For the strawberry swirl:
- Place ¼ cup of the strawberry sauce (above) in a small bowl and process it until completely smooth. If you don't have an immersion blender or other appliance to puree it, you can omit the swirl and use the whole amount of sauce for the bottom layer.
For the crumb crust:
- You can make a no-bake crust or bake it for 10 minutes (it will make it firmer).
- Preheat the oven to 325°F (170°C) if choosing to bake it.
- Have ready a 9-inch round pie dish (pie plate).
- Grind 1 and ¾ cups graham cracker crumbs in the food processor. Add 2 tablespoons brown sugar and pulse once or twice to mix.
- Drizzle ½ cup melted butter over the crumb mixture and pulse until combined and no dry spots remain. It will look like wet sand. Or transfer the crumbs to a medium mixing bowl, add the brown sugar and mix it with a spoon until it is well combined. Add the melted butter and mix with a spoon or spatula until the mixture looks like wet sand.
- Put this mixture in the prepared pie pan and press firmly onto the sides and bottom. I recommend you start with the sides and make sure the angle where the side meets the base is firm.
- Refrigerate or freeze until ready to fill OR bake for 10 minutes. Let cool on a wire rack while making the filling.
For the cream cheese filling:
- Mix 8 oz cream cheese in a large bowl until very smooth and no lumps remain. It’s easier if you use a handheld mixer but you can do with a hand whisk.

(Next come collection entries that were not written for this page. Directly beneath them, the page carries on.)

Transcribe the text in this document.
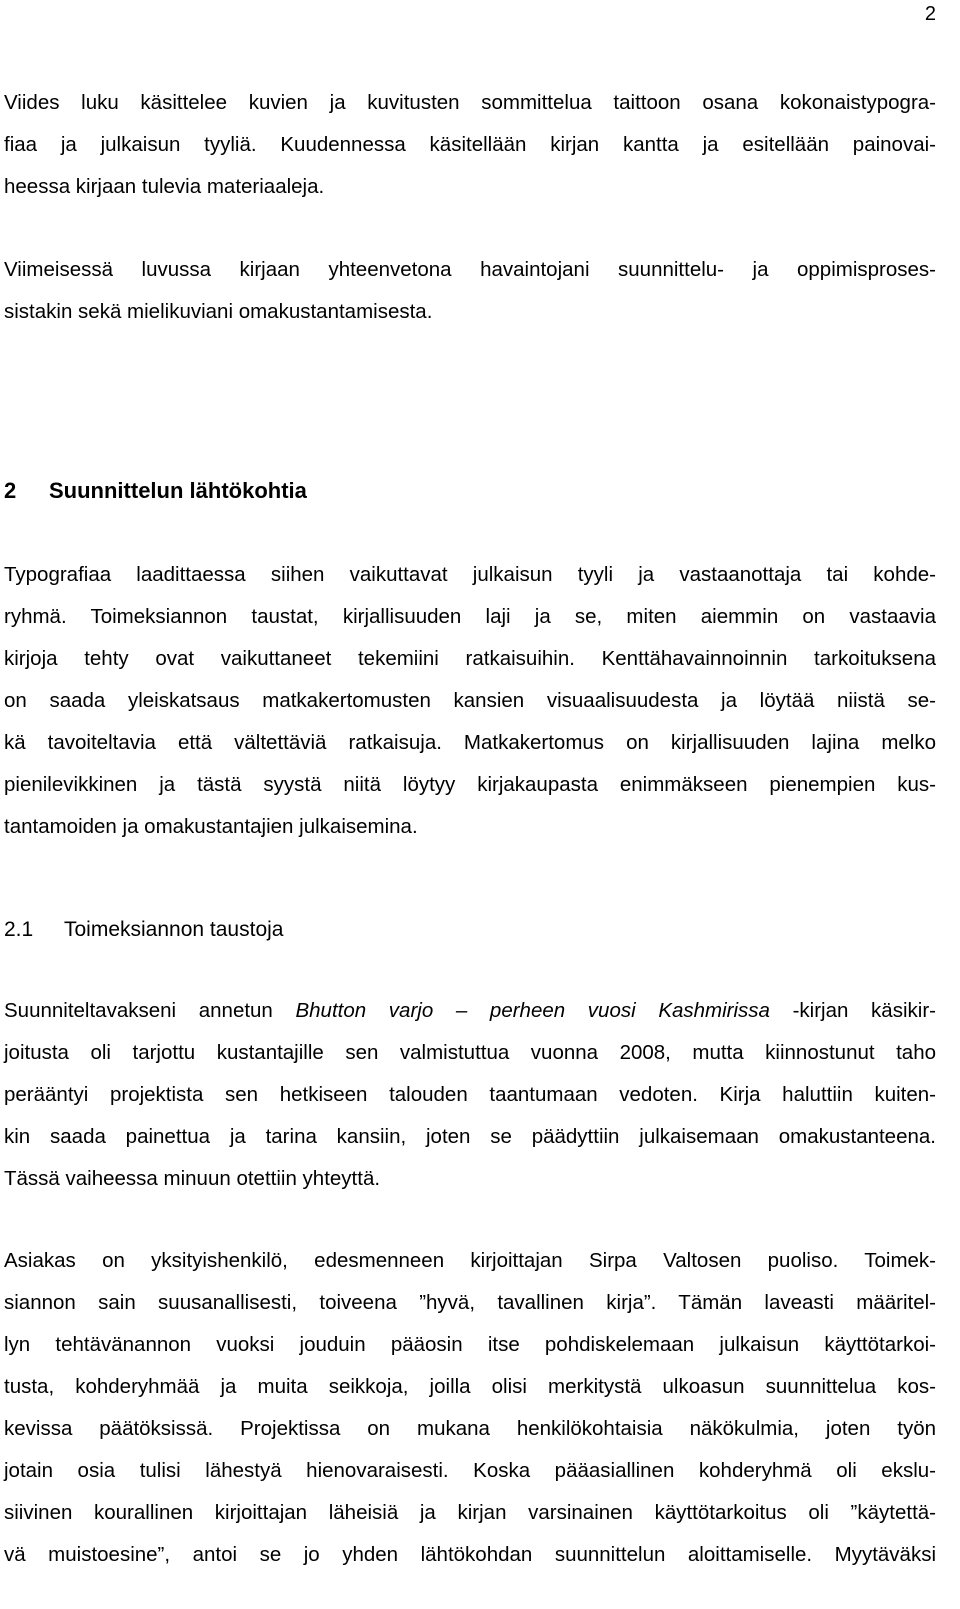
2
Viides luku käsittelee kuvien ja kuvitusten sommittelua taittoon osana kokonaistypogra-
fiaa ja julkaisun tyyliä. Kuudennessa käsitellään kirjan kantta ja esitellään painovai-
heessa kirjaan tulevia materiaaleja.
Viimeisessä luvussa kirjaan yhteenvetona havaintojani suunnittelu- ja oppimisproses-
sistakin sekä mielikuviani omakustantamisesta.
2 Suunnittelun lähtökohtia
Typografiaa laadittaessa siihen vaikuttavat julkaisun tyyli ja vastaanottaja tai kohde-
ryhmä. Toimeksiannon taustat, kirjallisuuden laji ja se, miten aiemmin on vastaavia
kirjoja tehty ovat vaikuttaneet tekemiini ratkaisuihin. Kenttähavainnoinnin tarkoituksena
on saada yleiskatsaus matkakertomusten kansien visuaalisuudesta ja löytää niistä se-
kä tavoiteltavia että vältettäviä ratkaisuja. Matkakertomus on kirjallisuuden lajina melko
pienilevikkinen ja tästä syystä niitä löytyy kirjakaupasta enimmäkseen pienempien kus-
tantamoiden ja omakustantajien julkaisemina.
2.1 Toimeksiannon taustoja
Suunniteltavakseni annetun Bhutton varjo – perheen vuosi Kashmirissa -kirjan käsikir-
joitusta oli tarjottu kustantajille sen valmistuttua vuonna 2008, mutta kiinnostunut taho
perääntyi projektista sen hetkiseen talouden taantumaan vedoten. Kirja haluttiin kuiten-
kin saada painettua ja tarina kansiin, joten se päädyttiin julkaisemaan omakustanteena.
Tässä vaiheessa minuun otettiin yhteyttä.
Asiakas on yksityishenkilö, edesmenneen kirjoittajan Sirpa Valtosen puoliso. Toimek-
siannon sain suusanallisesti, toiveena ”hyvä, tavallinen kirja”. Tämän laveasti määritel-
lyn tehtävänannon vuoksi jouduin pääosin itse pohdiskelemaan julkaisun käyttötarkoi-
tusta, kohderyhmää ja muita seikkoja, joilla olisi merkitystä ulkoasun suunnittelua kos-
kevissa päätöksissä. Projektissa on mukana henkilökohtaisia näkökulmia, joten työn
jotain osia tulisi lähestyä hienovaraisesti. Koska pääasiallinen kohderyhmä oli ekslu-
siivinen kourallinen kirjoittajan läheisiä ja kirjan varsinainen käyttötarkoitus oli ”käytettä-
vä muistoesine”, antoi se jo yhden lähtökohdan suunnittelun aloittamiselle. Myytäväksi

- Gradually add the 1 can condensed milk and mix until well incorporated. Scrape the sides a few times with a rubber spatula.
- Add 3 tablespoons lemon juice and mix. The batter will instantly stiffen and thicken.
- Add ½ teaspoon vanilla and mix. I use a spatula at the end to fold everything and make sure it's all one well-integrated mixture.
To assemble:
- Spread the strawberry sauce on the bottom of the cold graham cracker crust.
- Pour the cream cheese mixture over the strawberries and spread it carefully to cover them completely.
- Add dollops of the pureed strawberry sauce on top and lightly swirl it a few times with the tip of the knife.
- Freeze the pie until firm, about 3 hours, but it will depend on how cold your freezer is. Cover it well with plastic wrap when it’s solid and you can keep it frozen for a month.
- Take out from the freezer 10-15 minutes before cutting, and serve with fresh strawberries.
- Freeze leftovers, covered.
Notes
Cream cheese: regular, full-fat cheese is needed for consistency and richness.
Vanilla: I use pure vanilla extract or pure vanilla paste when available, but a good vanilla essence (artificially flavored) also works.